Donovan cited three main elements that might offset any downward pressure: potential for inflation, increased demand in fast-growing economies like China and India, and decreased worldwide supply.
However, senior E&P analyst Curtis R. Trimble of Global Hunter Securities LLC says demand growth in the U.S. is fairly minimal.
“The largest drivers of demand increases in the last several years, like India and China, will continue to be the largest drivers of demand growth worldwide,” Trimble said. “Crude oil is a cyclical commodity whose price is largely dependent on worldwide economic growth.”
There is also the global phenomenon of “peak oil.” Geoscientist M. King Hubbert theorized there is a point of maximum oil production that will eventually lead to complete exhaustion of oil.

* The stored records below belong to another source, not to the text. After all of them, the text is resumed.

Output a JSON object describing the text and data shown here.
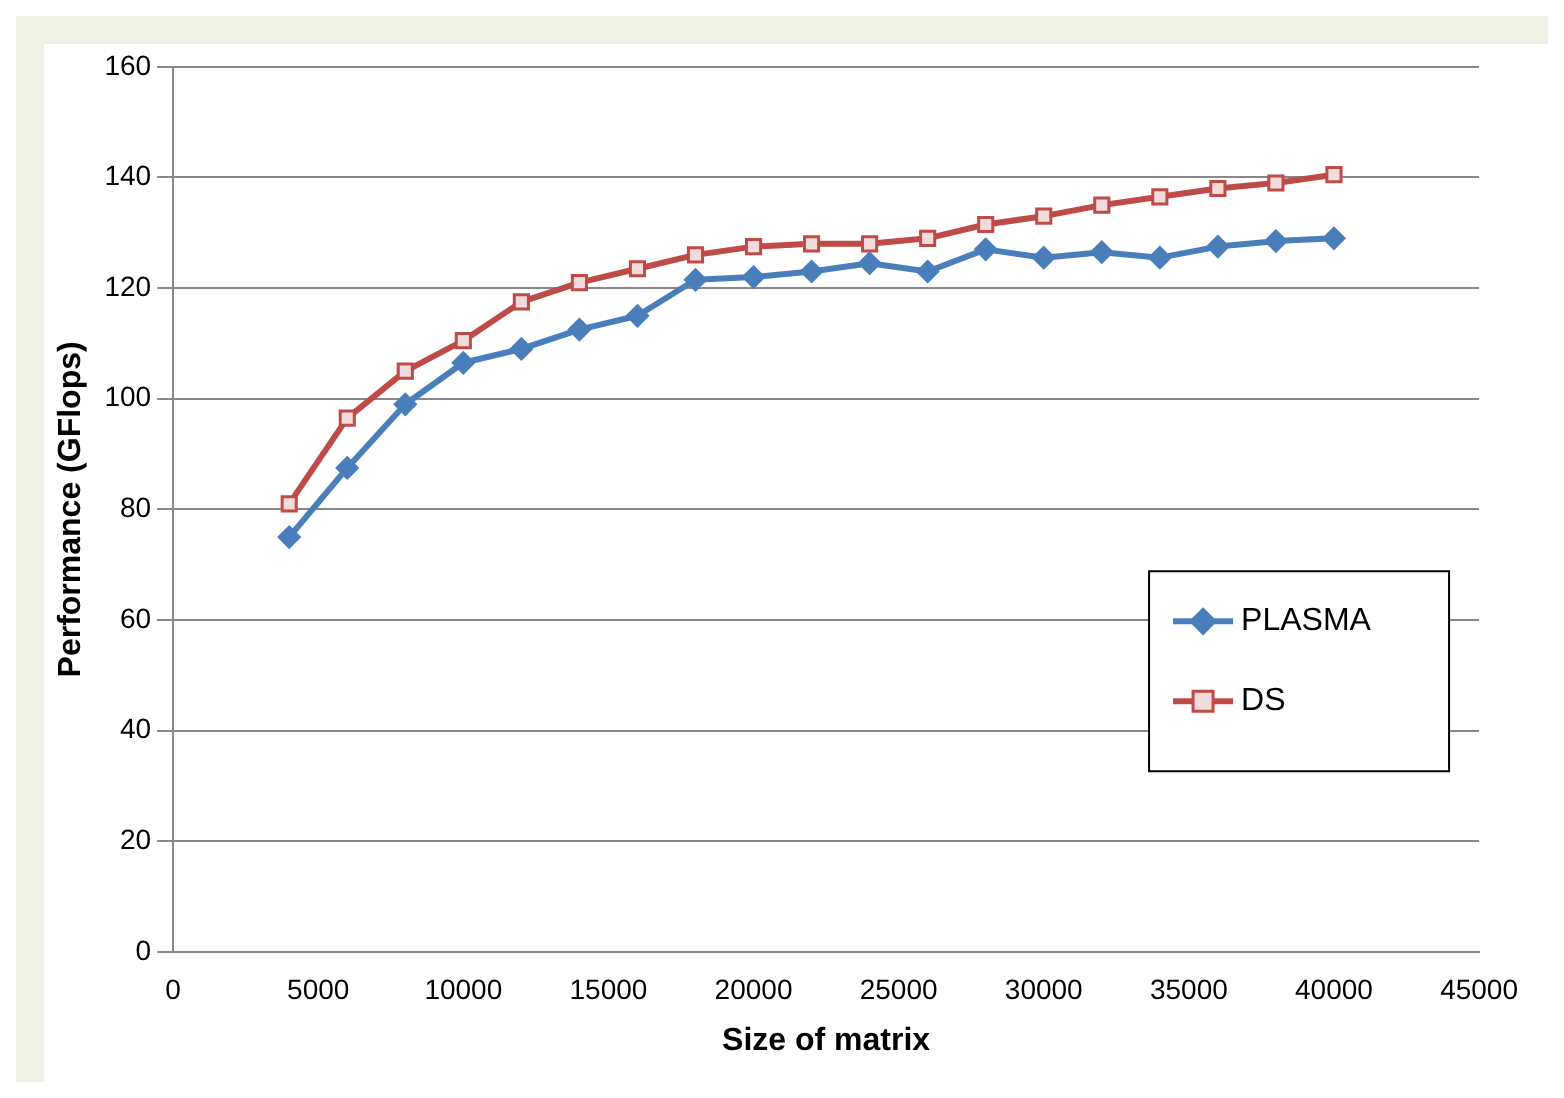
{
  "chart_data": {
    "type": "line",
    "xlabel": "Size of matrix",
    "ylabel": "Performance (GFlops)",
    "x": [
      4000,
      6000,
      8000,
      10000,
      12000,
      14000,
      16000,
      18000,
      20000,
      22000,
      24000,
      26000,
      28000,
      30000,
      32000,
      34000,
      36000,
      38000,
      40000
    ],
    "series": [
      {
        "name": "PLASMA",
        "color": "#4a7ebb",
        "marker": "diamond",
        "values": [
          75,
          87.5,
          99,
          106.5,
          109,
          112.5,
          115,
          121.5,
          122,
          123,
          124.5,
          123,
          127,
          125.5,
          126.5,
          125.5,
          127.5,
          128.5,
          129
        ]
      },
      {
        "name": "DS",
        "color": "#be4b48",
        "marker": "square",
        "values": [
          81,
          96.5,
          105,
          110.5,
          117.5,
          121,
          123.5,
          126,
          127.5,
          128,
          128,
          129,
          131.5,
          133,
          135,
          136.5,
          138,
          139,
          140.5
        ]
      }
    ],
    "xlim": [
      0,
      45000
    ],
    "xticks": [
      0,
      5000,
      10000,
      15000,
      20000,
      25000,
      30000,
      35000,
      40000,
      45000
    ],
    "ylim": [
      0,
      160
    ],
    "yticks": [
      0,
      20,
      40,
      60,
      80,
      100,
      120,
      140,
      160
    ],
    "grid": "y",
    "legend": "right",
    "line_style": "solid"
  }
}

In 2013, OPEC crude oil production was 30 million barrels per day on average, 0.9 million barrels per day less than the previous year, according to the U.S. Energy Information Agency. The agency estimates that OPEC crude oil production will continue to decline, allowing non-OPEC companies like the U.S. to become a larger exporter.

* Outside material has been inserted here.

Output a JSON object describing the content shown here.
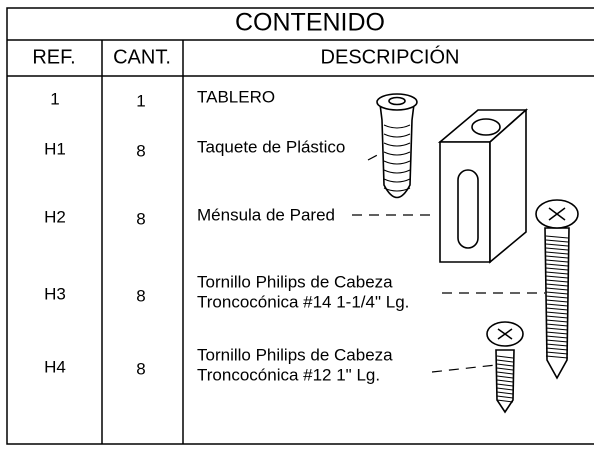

Experts say the U.S. is in a better position as Libya, which has the largest oil reserve in Africa, is still trying to recover its weakened supply.

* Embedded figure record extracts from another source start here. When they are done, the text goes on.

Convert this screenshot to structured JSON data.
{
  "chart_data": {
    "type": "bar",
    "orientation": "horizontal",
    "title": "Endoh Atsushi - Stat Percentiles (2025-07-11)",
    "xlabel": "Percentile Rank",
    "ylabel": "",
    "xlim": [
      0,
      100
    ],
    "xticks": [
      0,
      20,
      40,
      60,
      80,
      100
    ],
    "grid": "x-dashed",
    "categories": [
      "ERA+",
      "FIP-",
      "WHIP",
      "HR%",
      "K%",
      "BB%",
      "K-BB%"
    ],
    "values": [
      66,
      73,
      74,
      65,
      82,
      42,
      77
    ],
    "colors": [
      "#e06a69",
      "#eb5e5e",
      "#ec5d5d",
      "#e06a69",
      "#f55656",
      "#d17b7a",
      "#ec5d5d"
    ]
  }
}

OPEC expects global oil demand to rise by 1.1 million barrels per day, which is higher than usual growth. In fact, it’s increasing faster than the supply expansion, making some analysts believe that there will be an upward trend in crude oil prices.
“In the late fourth quarter, the demand really started taking off,” said Brian Milne, energy editor at Schneider Electric.
Crude oil demand in the West will expand “for the first time since 2010” by 92.5 million barrels per day in 2014, according to the International Energy Agency.
Still, there is a significant barrier the U.S. must overcome to become a major oil supplier.
After the 1975 oil crisis, the U.S. banned unprocessed oil exports to areas outside of North America. Because of that law, crude oil inventories will continue to rise, but not necessarily exports.
“I would expect a lengthy policy debate on the potential for exporting crude oil,” Trimble said.
There were 1.06 billion barrels of crude oil in U.S. inventories in the week ended Feb. 7, according to the U.S. Energy Information Administration petroleum report released earlier this month. That is a 1.0 percent decrease from 1.07 billion barrels a year ago.
Even if things go smoothly on the domestic front, there are international factors to consider, some experts say.
“Any major Middle Eastern crisis would see a major spike in prices,” said Oliver Sloup, director of managed futures at iitrader.com. “But, generally speaking, obviously, increased supply should keep a cap on prices.”